Mensagem por Peter C. Gallagher em Sex Ago 25, 2017 11:09 pm

ciontacht agus cothromaíocht

Treinar tiro com arco não era a atividade mais dinâmica da minha semana. Minha ascendência evidentemente não me permitia entediar-me com tal prática, eu era verdadeiramente usuário assíduo da arquearia, mas aqueles momentos já me eram rotineiros.

Já trazia o Loving Arc na mão direita assim que entrei na Arena de Treinos. Haviam mais alunos já dispostos em semicírculo ao redor da filha de Poseidon que os instruía na tarefa do dia. Sim, eu chegara atrasado. Dei passos velozes até me posicionar ao fundo, atrás de todos e comecei a escutar as instruções.

Não era uma incumbência trabalhosa, era um treino de perícia específica, mira e tiro em alvo em movimento. Sabia que não seria um desafio notável a mim. Assim que Emmanuelle finalizou sua fala, os semideuses mais à frente se dispuseram diante das máquinas de atirar bolas de tênis. Eu fiquei distante, apenas observando suas práticas.

Era uma turma diversa, com uma grande amplitude de níveis de domínio do uso do arco. Haviam iniciantes que ainda tentavam acostumar-se ao modo correto de envolver os dedos na empunhadura e semideuses mais experientes que tinham um índice de acertos altíssimo. Supus que minha habilidade estaria um pouco acima do intermediário.

Peter. – Ergui a cabeça e logo em seguida desenverguei o tronco. Emmanuelle me chamava. – Pode se posicionar.

Confirmei com a cabeça e fui em direção ao grupo com o arco em mãos. Posicionei-me: um pé a frente do outro, joelho da frente levemente dobrado. Emmanuelle ajustou algumas coisas na máquina diante de mim e perguntou se eu estava preparado. Reservei-me a assentir com a cabeça e a primeira esfera subiu. Puxei a corda extremamente elástica e acompanhei a trajetória daquela até pouco antes dela atingir seu ponto máximo. Soltei a corda e a flecha rasgou os ares. A ponta de rubi resvalou a superfície da bola de tênis, toque que a fez parar, mas não se encravou nela. Foi uma tentativa parcialmente falha.

Outra bola de tênis foi lançada na mesma velocidade da anterior. Puxei mais uma vez a corda assim que o projétil saiu do cano. Disparei. A afiada gema que funcionava como ponta da flecha nem tocou meu alvo. Falha.

Mais uma bola de tênis ao ar. Um tiro com mais sucesso. Eu estava assimilando a trajetória da bola, sabia disso, meu cérebro estava interpretando cada vez com mais facilidade o caminho que ela seguia conforme cada uma das bolas o atravessava na mesma velocidade. Assim, as próximas quatro tentativas foram um sucesso.

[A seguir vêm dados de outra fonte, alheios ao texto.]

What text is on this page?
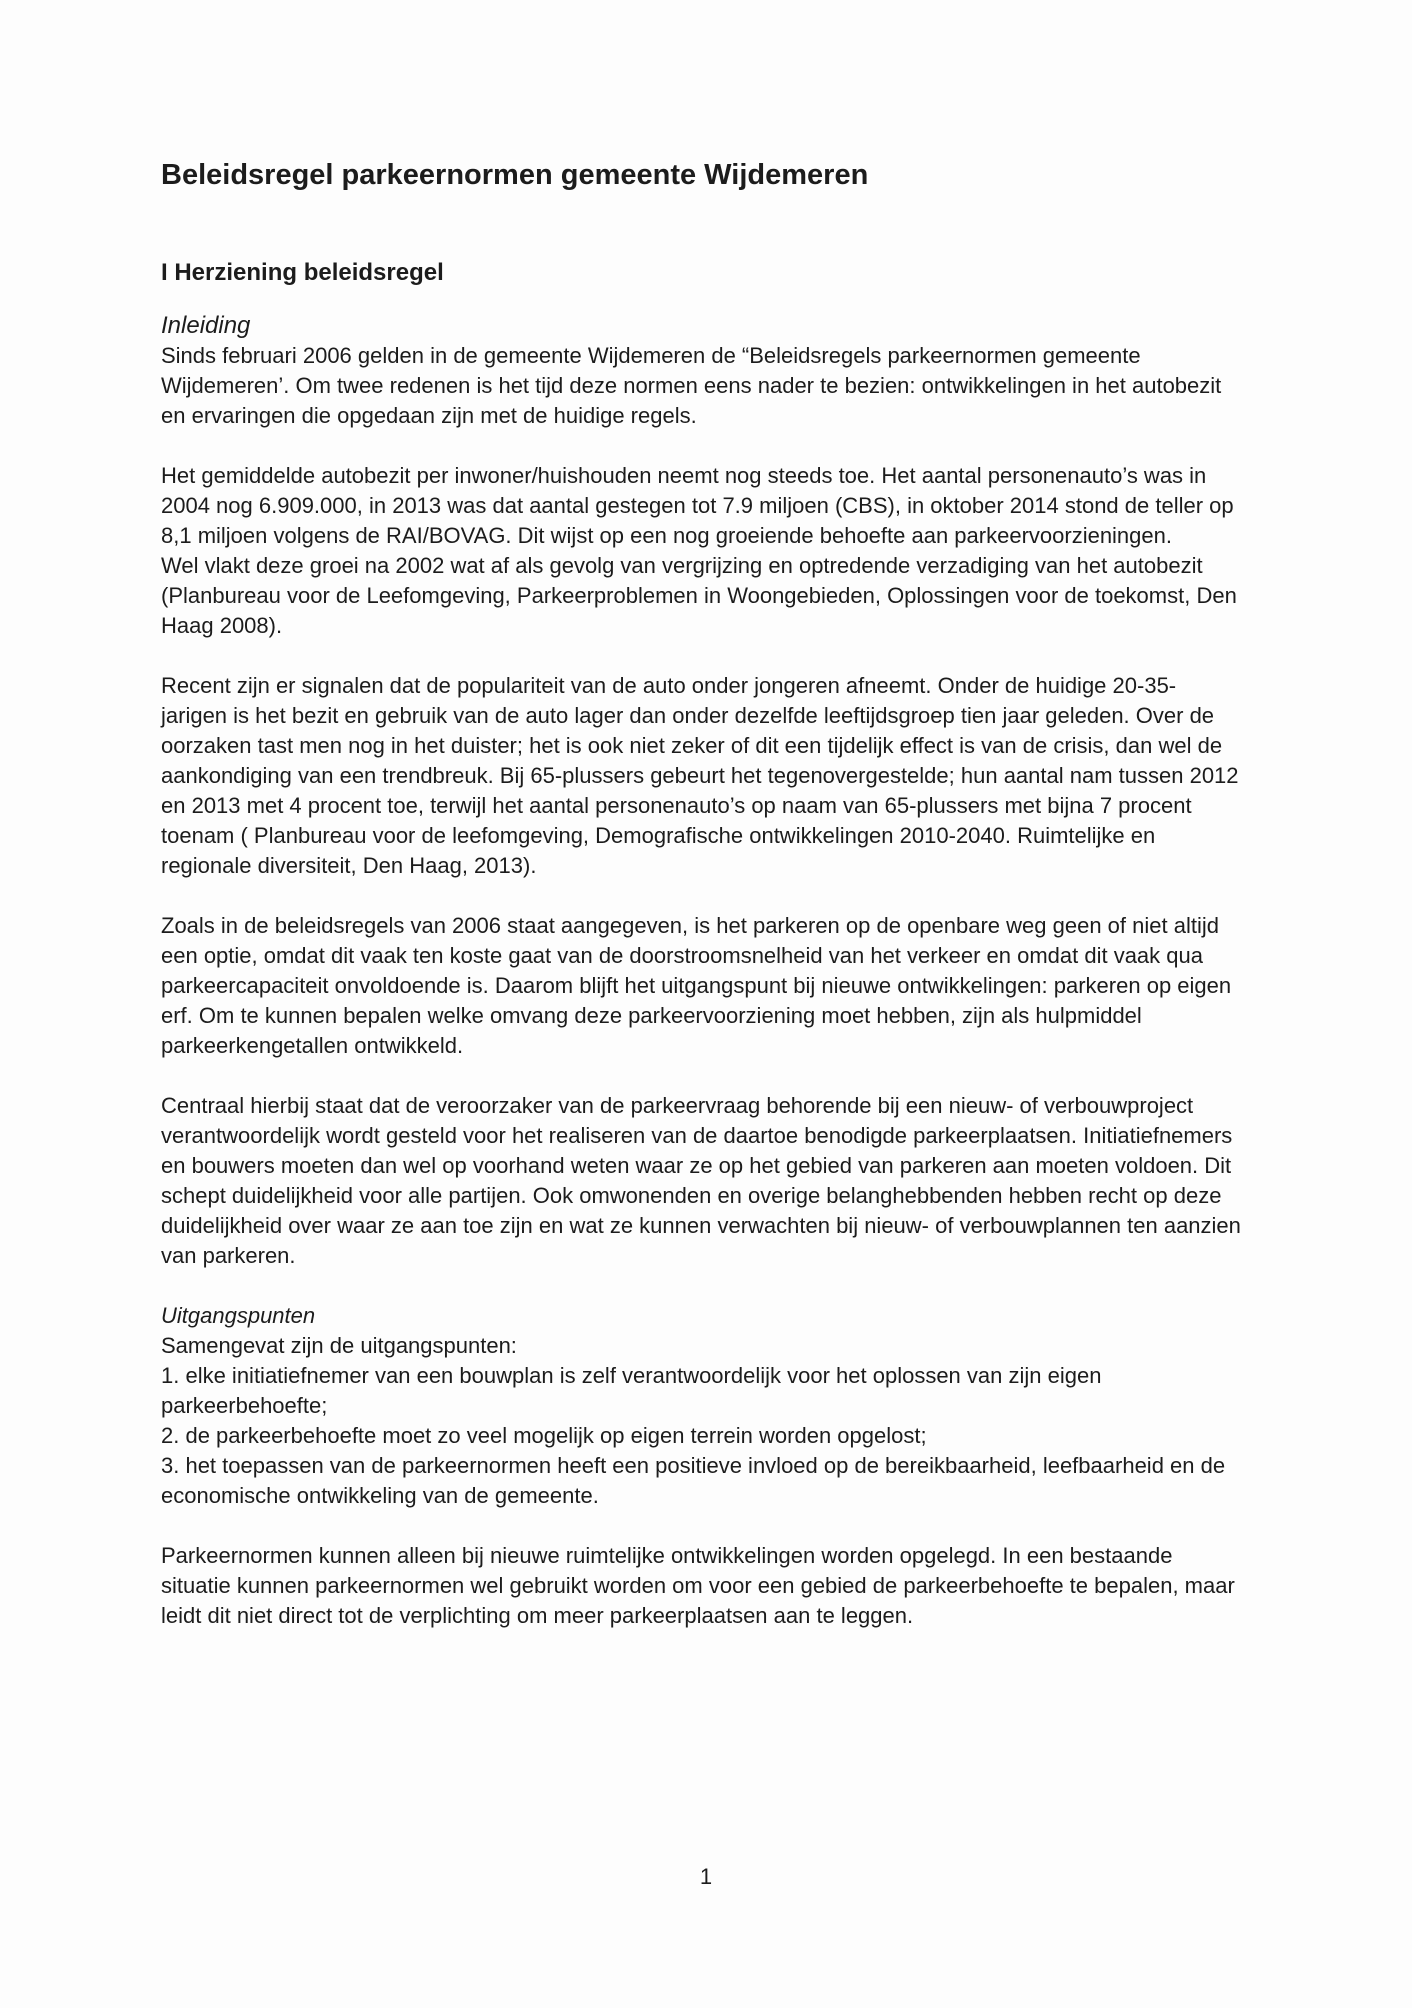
Beleidsregel parkeernormen gemeente Wijdemeren
I Herziening beleidsregel
Inleiding

Sinds februari 2006 gelden in de gemeente Wijdemeren de “Beleidsregels parkeernormen gemeente Wijdemeren’. Om twee redenen is het tijd deze normen eens nader te bezien: ontwikkelingen in het autobezit en ervaringen die opgedaan zijn met de huidige regels.

Het gemiddelde autobezit per inwoner/huishouden neemt nog steeds toe. Het aantal personenauto’s was in 2004 nog 6.909.000, in 2013 was dat aantal gestegen tot 7.9 miljoen (CBS), in oktober 2014 stond de teller op 8,1 miljoen volgens de RAI/BOVAG. Dit wijst op een nog groeiende behoefte aan parkeervoorzieningen.

Wel vlakt deze groei na 2002 wat af als gevolg van vergrijzing en optredende verzadiging van het autobezit (Planbureau voor de Leefomgeving, Parkeerproblemen in Woongebieden, Oplossingen voor de toekomst, Den Haag 2008).

Recent zijn er signalen dat de populariteit van de auto onder jongeren afneemt. Onder de huidige 20-35-jarigen is het bezit en gebruik van de auto lager dan onder dezelfde leeftijdsgroep tien jaar geleden. Over de oorzaken tast men nog in het duister; het is ook niet zeker of dit een tijdelijk effect is van de crisis, dan wel de aankondiging van een trendbreuk. Bij 65-plussers gebeurt het tegenovergestelde; hun aantal nam tussen 2012 en 2013 met 4 procent toe, terwijl het aantal personenauto’s op naam van 65-plussers met bijna 7 procent toenam ( Planbureau voor de leefomgeving, Demografische ontwikkelingen 2010-2040. Ruimtelijke en regionale diversiteit, Den Haag, 2013).

Zoals in de beleidsregels van 2006 staat aangegeven, is het parkeren op de openbare weg geen of niet altijd een optie, omdat dit vaak ten koste gaat van de doorstroomsnelheid van het verkeer en omdat dit vaak qua parkeercapaciteit onvoldoende is. Daarom blijft het uitgangspunt bij nieuwe ontwikkelingen: parkeren op eigen erf. Om te kunnen bepalen welke omvang deze parkeervoorziening moet hebben, zijn als hulpmiddel parkeerkengetallen ontwikkeld.

Centraal hierbij staat dat de veroorzaker van de parkeervraag behorende bij een nieuw- of verbouwproject verantwoordelijk wordt gesteld voor het realiseren van de daartoe benodigde parkeerplaatsen. Initiatiefnemers en bouwers moeten dan wel op voorhand weten waar ze op het gebied van parkeren aan moeten voldoen. Dit schept duidelijkheid voor alle partijen. Ook omwonenden en overige belanghebbenden hebben recht op deze duidelijkheid over waar ze aan toe zijn en wat ze kunnen verwachten bij nieuw- of verbouwplannen ten aanzien van parkeren.

Uitgangspunten

Samengevat zijn de uitgangspunten:

1. elke initiatiefnemer van een bouwplan is zelf verantwoordelijk voor het oplossen van zijn eigen parkeerbehoefte;
2. de parkeerbehoefte moet zo veel mogelijk op eigen terrein worden opgelost;
3. het toepassen van de parkeernormen heeft een positieve invloed op de bereikbaarheid, leefbaarheid en de economische ontwikkeling van de gemeente.

Parkeernormen kunnen alleen bij nieuwe ruimtelijke ontwikkelingen worden opgelegd. In een bestaande situatie kunnen parkeernormen wel gebruikt worden om voor een gebied de parkeerbehoefte te bepalen, maar leidt dit niet direct tot de verplichting om meer parkeerplaatsen aan te leggen.

1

Na quinta, a esfera foi lançada com uma velocidade diferente. Emmanuelle mudara as configurações da máquina para fazer seus lançamentos com forças suavemente diferentes entre si. Essa nova circunstância fez com que eu tivesse mais outra série de falhas. No geral, eu instintivamente consegui ser capaz de isolar apenas a figura da bola conforme ela se movia, mantendo meu foco completamente nela para que minha mente conseguisse estimar sua futura posição baseando-se em sua velocidade. Isso ajudou.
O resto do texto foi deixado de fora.